From Extreme Values of I.I.D. Random Fields to Extreme Eigenvalues of Finite-volume Anderson Hamiltonian

TL;DR

This paper investigates the asymptotic behavior of extreme values in i.i.d. random fields and their influence on the top eigenvalues of large-volume Anderson Hamiltonians, linking extreme value theory with spectral properties of random Schrödinger operators.

Contribution

It establishes the connection between extreme value theory of i.i.d. fields and the asymptotic spectral properties of large Anderson Hamiltonians, providing new insights into eigenvalue behavior.

Findings

Characterization of clustering of high-level exceedances.

Decay rate of spacings compared to extreme order statistics.

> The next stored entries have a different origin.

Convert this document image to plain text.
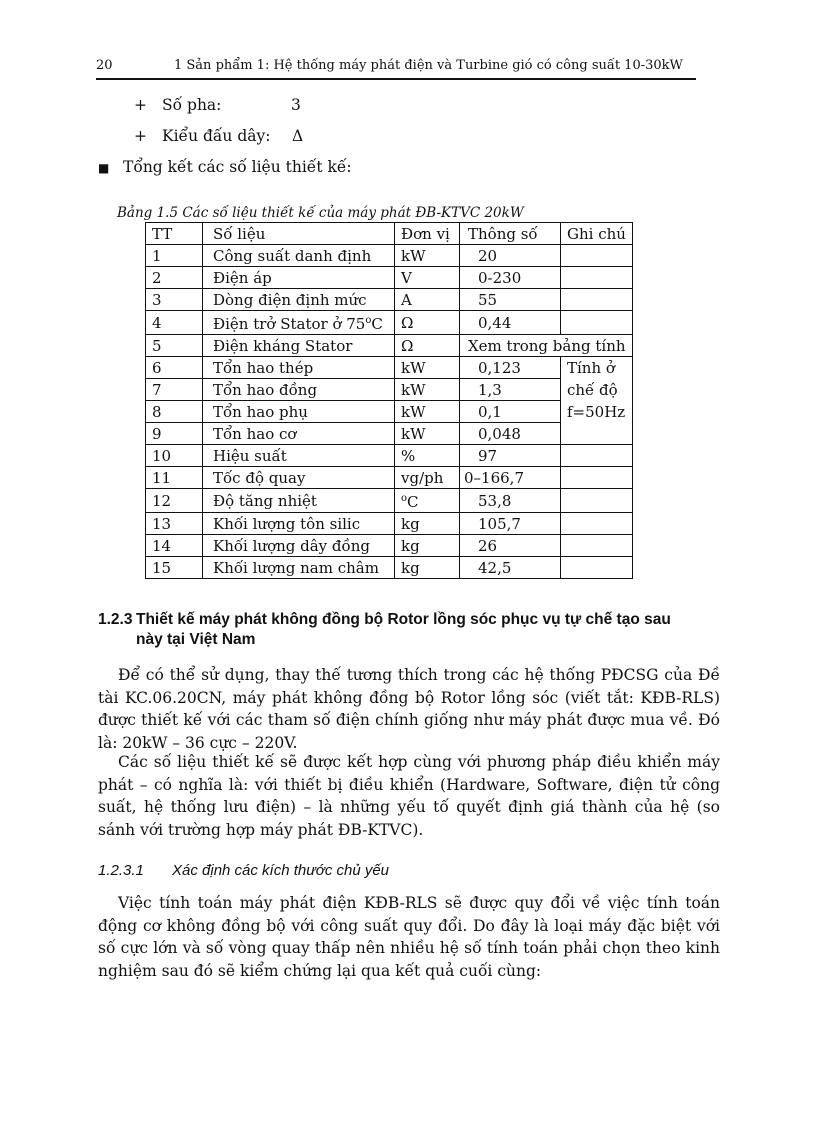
20	1 Sản phẩm 1: Hệ thống máy phát điện và Turbine gió có công suất 10-30kW
+ Số pha:	3
+ Kiểu đấu dây: Δ
■ Tổng kết các số liệu thiết kế:
Bảng 1.5 Các số liệu thiết kế của máy phát ĐB-KTVC 20kW
TT	Số liệu	Đơn vị	Thông số	Ghi chú
1	Công suất danh định	kW	20	
2	Điện áp	V	0-230	
3	Dòng điện định mức	A	55	
4	Điện trở Stator ở 75$^o$C	Ω	0,44	
5	Điện kháng Stator	Ω	Xem trong bảng tính	
6	Tổn hao thép	kW	0,123	Tính ở
chế độ
f=50Hz

7	Tổn hao đồng	kW	1,3	
8	Tổn hao phụ	kW	0,1	
9	Tổn hao cơ	kW	0,048	
10	Hiệu suất	%	97	
11	Tốc độ quay	vg/ph	0–166,7	
12	Độ tăng nhiệt	$^o$C	53,8	
13	Khối lượng tôn silic	kg	105,7	
14	Khối lượng dây đồng	kg	26	
15	Khối lượng nam châm	kg	42,5	
1.2.3 Thiết kế máy phát không đồng bộ Rotor lồng sóc phục vụ tự chế tạo sau
này tại Việt Nam

Để có thể sử dụng, thay thế tương thích trong các hệ thống PĐCSG của Đề tài KC.06.20CN, máy phát không đồng bộ Rotor lồng sóc (viết tắt: KĐB-RLS) được thiết kế với các tham số điện chính giống như máy phát được mua về. Đó là: 20kW – 36 cực – 220V.

Các số liệu thiết kế sẽ được kết hợp cùng với phương pháp điều khiển máy phát – có nghĩa là: với thiết bị điều khiển (Hardware, Software, điện tử công suất, hệ thống lưu điện) – là những yếu tố quyết định giá thành của hệ (so sánh với trường hợp máy phát ĐB-KTVC).

1.2.3.1 Xác định các kích thước chủ yếu

Việc tính toán máy phát điện KĐB-RLS sẽ được quy đổi về việc tính toán động cơ không đồng bộ với công suất quy đổi. Do đây là loại máy đặc biệt với số cực lớn và số vòng quay thấp nên nhiều hệ số tính toán phải chọn theo kinh nghiệm sau đó sẽ kiểm chứng lại qua kết quả cuối cùng:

Asymptotic behavior of neighboring values to extremes.

Abstract

The aim of this paper is to study asymptotic geometric properties almost surely or/and in probability of extreme order statistics of an i.i.d. random field (potential) indexed by sites of multidimensional lattice cube, the volume of which unboundedly increases. We discuss the following topics: (I) high level exceedances, in particular, clustering of exceedances; (II) decay rate of spacings in comparison with increasing rate of extreme order statistics; (III) minimum of spacings of successive order statistics; (IV) asymptotic behavior of values neighboring to extremes and so on. The conditions of the results are formulated in terms of regular variation (RV) of the cumulative hazard function and its inverse. A relationship between RV classes of the present paper as well as their links to the well-known RV classes (including domains of attraction of max-stable distributions) are discussed. The asymptotic behavior of functionals (I)--(IV) determines the asymptotic structure of the top eigenvalues and the corresponding eigenfunctions of the large-volume discrete Schr\" odinger operators with an i.i.d. potential (Anderson Hamiltonian). Thus, another aim of the present paper is to review and comment a recent progress on the extreme value theory for eigenvalues of random Schr\" odinger operators as well as to provide a clear and rigorous understanding of the relationship between the top eigenvalues and extreme values of i.i.d. random potentials. We also discuss their links to the long-time intermittent behavior of the parabolic problems associated with the Anderson Hamiltonian via spectral representation of solutions.